Senator explains why he gave a ‘shamrock poppy’ to Taoiseach Leo Varadkar

"Most people out there love the song 'The Green Fields of France'..."

JOE

Poppy

“We shouldn’t be afraid.”

On Tuesday, Taoiseach Leo Varadkar wore a shamrock poppy into the Dáil, recognising Irish soldiers who fought in World War I.

Although Enda Kenny took part in a remembrance day event back in 2012, he did not wear the pin and the move is a first for a leader of the Fine Gael party.

The emblem worn by Varadkar below shows a poppy placed on top of a shamrock, and the pin was supplied to the Taoiseach by the Irish branch of the Royal Legion.

It has emerged that he was given the poppy by Roscommon Senator, Frank Feighan, who explained to Ocean FM his reasons for doing so.

Speaking to host Niall Delaney, Feighan said it was time for the Irish public to understand “the significance of our past”.

“A year or two ago, I gave the poppy pin to a lot of my colleagues because I felt we had moved on from the divisions of the past. There is now a political dawn in this country and we need to understand the complexities of our shared history,” Feighan said.

He explained the difference between a shamrock poppy and a normal poppy.

“The shamrock poppy is a pin. It has an outlined shamrock and in the middle, it has a poppy. It is quite small but it does reflect in an Irish context, the 50,000 Irishmen that died in the first World War. It’s time to pay our respects and commemorate and remember the great sacrifice of Irishmen of all backgrounds – both nationalist and unionist – across the island of Ireland and what they did. We all have a history we are not aware of… we shouldn’t be afraid, there is two sides of our history.”

Delaney asked the Roscommon senator about what his grandfather – a commander in the IRA – would think about the shamrock poppy.

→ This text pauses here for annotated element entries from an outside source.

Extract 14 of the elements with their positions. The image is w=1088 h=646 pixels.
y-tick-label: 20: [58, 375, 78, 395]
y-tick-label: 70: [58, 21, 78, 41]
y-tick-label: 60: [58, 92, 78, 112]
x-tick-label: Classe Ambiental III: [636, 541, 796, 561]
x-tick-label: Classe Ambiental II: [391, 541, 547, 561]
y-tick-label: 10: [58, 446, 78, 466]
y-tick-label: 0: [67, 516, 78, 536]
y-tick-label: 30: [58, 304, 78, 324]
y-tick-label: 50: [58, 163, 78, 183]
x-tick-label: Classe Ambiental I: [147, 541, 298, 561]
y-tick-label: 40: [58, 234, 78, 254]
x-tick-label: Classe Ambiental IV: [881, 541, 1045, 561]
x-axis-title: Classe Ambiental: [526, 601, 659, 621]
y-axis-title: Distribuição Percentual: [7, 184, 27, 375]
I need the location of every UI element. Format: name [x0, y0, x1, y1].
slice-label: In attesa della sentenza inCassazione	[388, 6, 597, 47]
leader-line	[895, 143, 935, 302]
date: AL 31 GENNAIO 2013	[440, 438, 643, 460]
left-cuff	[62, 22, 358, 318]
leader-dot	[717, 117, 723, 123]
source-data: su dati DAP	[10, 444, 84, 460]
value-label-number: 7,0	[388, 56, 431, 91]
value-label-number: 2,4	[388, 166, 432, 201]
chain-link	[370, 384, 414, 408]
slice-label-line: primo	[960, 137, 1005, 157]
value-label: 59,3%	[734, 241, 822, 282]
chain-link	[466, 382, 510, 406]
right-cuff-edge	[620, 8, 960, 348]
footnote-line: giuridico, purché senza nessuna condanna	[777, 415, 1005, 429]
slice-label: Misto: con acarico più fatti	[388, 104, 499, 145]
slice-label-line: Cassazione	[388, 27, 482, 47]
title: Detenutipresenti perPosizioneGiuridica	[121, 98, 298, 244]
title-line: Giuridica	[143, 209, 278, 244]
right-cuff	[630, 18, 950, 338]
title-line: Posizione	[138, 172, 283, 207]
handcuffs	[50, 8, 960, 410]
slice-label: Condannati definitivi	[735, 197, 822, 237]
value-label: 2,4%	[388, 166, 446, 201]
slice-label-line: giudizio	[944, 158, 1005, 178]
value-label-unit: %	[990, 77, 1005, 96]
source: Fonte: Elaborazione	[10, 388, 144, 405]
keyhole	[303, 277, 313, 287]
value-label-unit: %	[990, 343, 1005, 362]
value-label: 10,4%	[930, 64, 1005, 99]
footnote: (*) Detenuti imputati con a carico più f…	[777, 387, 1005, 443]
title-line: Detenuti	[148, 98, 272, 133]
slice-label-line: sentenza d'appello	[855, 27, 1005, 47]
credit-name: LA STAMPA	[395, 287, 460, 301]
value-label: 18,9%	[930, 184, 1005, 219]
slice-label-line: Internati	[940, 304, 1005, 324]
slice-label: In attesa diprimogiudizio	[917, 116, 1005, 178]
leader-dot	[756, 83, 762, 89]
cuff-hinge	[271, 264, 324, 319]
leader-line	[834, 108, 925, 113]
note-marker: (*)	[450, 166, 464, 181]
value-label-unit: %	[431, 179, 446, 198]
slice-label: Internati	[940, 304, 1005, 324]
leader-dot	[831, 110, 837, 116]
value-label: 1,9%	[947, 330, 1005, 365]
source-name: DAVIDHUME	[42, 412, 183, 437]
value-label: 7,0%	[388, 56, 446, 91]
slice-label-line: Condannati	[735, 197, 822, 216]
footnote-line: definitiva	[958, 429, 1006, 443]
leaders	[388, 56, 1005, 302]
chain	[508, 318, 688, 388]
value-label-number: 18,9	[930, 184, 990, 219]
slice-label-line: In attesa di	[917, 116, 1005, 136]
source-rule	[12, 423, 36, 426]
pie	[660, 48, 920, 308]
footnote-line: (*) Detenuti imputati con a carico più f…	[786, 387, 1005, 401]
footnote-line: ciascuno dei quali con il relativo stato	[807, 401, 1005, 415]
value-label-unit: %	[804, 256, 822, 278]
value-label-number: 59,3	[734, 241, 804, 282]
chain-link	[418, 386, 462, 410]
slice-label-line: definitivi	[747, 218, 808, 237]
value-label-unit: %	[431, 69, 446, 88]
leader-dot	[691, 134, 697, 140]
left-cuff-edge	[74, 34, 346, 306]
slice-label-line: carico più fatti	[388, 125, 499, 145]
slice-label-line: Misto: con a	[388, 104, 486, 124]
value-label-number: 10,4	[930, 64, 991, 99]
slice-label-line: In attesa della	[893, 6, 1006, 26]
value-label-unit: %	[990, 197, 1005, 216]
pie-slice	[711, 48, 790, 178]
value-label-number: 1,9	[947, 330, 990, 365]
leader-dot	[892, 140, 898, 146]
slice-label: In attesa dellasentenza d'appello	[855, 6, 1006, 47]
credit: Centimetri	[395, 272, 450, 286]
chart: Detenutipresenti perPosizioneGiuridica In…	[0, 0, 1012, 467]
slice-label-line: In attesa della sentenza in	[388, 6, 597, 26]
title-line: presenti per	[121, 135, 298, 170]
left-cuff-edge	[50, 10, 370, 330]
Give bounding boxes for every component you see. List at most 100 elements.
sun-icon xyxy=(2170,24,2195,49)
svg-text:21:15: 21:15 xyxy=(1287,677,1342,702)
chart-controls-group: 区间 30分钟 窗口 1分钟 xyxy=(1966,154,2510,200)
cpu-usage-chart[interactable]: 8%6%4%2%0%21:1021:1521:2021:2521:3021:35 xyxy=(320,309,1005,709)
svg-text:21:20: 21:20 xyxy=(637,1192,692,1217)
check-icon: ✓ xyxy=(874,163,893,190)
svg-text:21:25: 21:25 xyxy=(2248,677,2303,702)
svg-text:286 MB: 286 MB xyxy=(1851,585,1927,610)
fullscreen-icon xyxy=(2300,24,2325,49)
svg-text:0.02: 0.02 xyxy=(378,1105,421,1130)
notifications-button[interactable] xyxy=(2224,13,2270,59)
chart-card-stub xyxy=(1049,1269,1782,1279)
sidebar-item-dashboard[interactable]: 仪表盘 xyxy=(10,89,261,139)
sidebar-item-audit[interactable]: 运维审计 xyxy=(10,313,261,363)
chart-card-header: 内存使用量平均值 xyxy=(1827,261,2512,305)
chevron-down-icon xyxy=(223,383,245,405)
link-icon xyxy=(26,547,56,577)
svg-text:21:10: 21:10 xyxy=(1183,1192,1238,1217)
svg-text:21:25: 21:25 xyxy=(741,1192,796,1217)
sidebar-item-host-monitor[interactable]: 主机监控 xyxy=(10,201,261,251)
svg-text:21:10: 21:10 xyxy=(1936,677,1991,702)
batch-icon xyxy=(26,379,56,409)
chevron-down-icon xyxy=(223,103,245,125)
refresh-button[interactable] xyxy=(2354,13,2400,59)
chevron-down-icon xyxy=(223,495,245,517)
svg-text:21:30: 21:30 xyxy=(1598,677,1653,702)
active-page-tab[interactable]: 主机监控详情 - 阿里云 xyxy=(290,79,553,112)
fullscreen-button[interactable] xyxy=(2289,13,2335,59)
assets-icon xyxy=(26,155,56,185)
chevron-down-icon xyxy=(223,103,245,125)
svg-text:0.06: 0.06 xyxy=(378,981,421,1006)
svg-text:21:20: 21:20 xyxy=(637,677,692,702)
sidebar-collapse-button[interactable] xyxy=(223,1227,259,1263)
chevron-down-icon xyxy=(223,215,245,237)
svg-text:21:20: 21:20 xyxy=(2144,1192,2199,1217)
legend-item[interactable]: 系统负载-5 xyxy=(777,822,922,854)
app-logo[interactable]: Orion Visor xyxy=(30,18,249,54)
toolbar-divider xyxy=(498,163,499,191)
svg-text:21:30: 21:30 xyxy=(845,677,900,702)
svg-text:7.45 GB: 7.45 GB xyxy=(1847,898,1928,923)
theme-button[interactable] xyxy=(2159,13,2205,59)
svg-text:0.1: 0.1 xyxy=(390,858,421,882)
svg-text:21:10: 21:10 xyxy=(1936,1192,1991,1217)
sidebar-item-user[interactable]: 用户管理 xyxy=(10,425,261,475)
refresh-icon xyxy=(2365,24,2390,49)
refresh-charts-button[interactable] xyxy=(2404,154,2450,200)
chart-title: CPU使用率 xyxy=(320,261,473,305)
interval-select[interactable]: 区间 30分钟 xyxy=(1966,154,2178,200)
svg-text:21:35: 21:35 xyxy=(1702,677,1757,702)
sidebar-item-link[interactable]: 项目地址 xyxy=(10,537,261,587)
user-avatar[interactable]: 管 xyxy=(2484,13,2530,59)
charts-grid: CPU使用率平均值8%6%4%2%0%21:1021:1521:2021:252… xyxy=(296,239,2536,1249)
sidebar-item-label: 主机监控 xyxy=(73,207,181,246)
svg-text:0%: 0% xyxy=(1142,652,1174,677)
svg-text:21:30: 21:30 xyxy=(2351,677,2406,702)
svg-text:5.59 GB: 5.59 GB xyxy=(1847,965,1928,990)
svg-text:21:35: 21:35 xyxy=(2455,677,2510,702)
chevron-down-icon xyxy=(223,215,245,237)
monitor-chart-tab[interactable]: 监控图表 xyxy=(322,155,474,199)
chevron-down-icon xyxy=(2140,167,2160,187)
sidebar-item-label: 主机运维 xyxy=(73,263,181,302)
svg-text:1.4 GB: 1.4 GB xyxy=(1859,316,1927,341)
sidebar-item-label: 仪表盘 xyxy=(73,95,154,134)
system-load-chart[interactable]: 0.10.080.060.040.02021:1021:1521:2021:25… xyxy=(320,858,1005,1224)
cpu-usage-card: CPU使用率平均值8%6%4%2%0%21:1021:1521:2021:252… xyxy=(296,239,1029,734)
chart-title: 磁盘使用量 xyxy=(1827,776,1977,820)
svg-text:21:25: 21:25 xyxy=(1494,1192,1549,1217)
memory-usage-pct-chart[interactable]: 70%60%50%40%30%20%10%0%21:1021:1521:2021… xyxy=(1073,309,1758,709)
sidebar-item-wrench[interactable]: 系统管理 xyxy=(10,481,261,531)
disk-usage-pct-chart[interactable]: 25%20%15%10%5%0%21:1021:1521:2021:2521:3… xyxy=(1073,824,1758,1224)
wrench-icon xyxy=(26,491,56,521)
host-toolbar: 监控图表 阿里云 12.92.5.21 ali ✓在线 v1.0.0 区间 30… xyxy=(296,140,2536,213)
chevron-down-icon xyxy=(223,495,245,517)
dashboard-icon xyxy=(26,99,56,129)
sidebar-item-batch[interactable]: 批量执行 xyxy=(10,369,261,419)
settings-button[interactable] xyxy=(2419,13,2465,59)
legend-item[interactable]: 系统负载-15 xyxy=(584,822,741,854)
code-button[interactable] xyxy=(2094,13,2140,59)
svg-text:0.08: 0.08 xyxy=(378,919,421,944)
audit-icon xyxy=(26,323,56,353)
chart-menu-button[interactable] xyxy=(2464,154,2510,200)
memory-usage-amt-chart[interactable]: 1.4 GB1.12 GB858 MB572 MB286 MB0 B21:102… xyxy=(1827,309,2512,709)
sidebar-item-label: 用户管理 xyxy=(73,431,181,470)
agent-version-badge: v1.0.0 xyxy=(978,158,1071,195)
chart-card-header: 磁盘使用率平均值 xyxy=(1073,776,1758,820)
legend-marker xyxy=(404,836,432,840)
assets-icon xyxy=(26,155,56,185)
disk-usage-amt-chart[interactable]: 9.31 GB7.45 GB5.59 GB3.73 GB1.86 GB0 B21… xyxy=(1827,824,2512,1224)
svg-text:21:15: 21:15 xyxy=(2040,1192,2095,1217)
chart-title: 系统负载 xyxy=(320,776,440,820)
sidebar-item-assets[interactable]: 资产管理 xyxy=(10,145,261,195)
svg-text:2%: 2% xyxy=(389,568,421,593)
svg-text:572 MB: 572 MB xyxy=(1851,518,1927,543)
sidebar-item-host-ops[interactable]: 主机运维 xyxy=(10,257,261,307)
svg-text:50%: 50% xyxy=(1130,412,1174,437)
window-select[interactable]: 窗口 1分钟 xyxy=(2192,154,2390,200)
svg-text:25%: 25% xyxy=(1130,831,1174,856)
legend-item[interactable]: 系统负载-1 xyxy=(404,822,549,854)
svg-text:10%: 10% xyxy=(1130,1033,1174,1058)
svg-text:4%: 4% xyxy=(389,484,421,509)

“We are very proud of my grandfather and the men of 1916 but I have always felt that there was a history we weren’t aware of. We should be able to reflect [on the fact] that there [are] two sides to every story and we should be able to wear those emblems with pride.

“Most people out there love the song ‘The Green Fields of France’ by The Fureys and it contains the lines: ‘Well the sun now it shines on the green fields of France. There’s a warm summer breeze it makes the red poppies dance.’ We sing this song with great pride but we don’t realise the significance [of it]. What I’m trying to do is make people understand our shared history and move on from the divisions of the past.”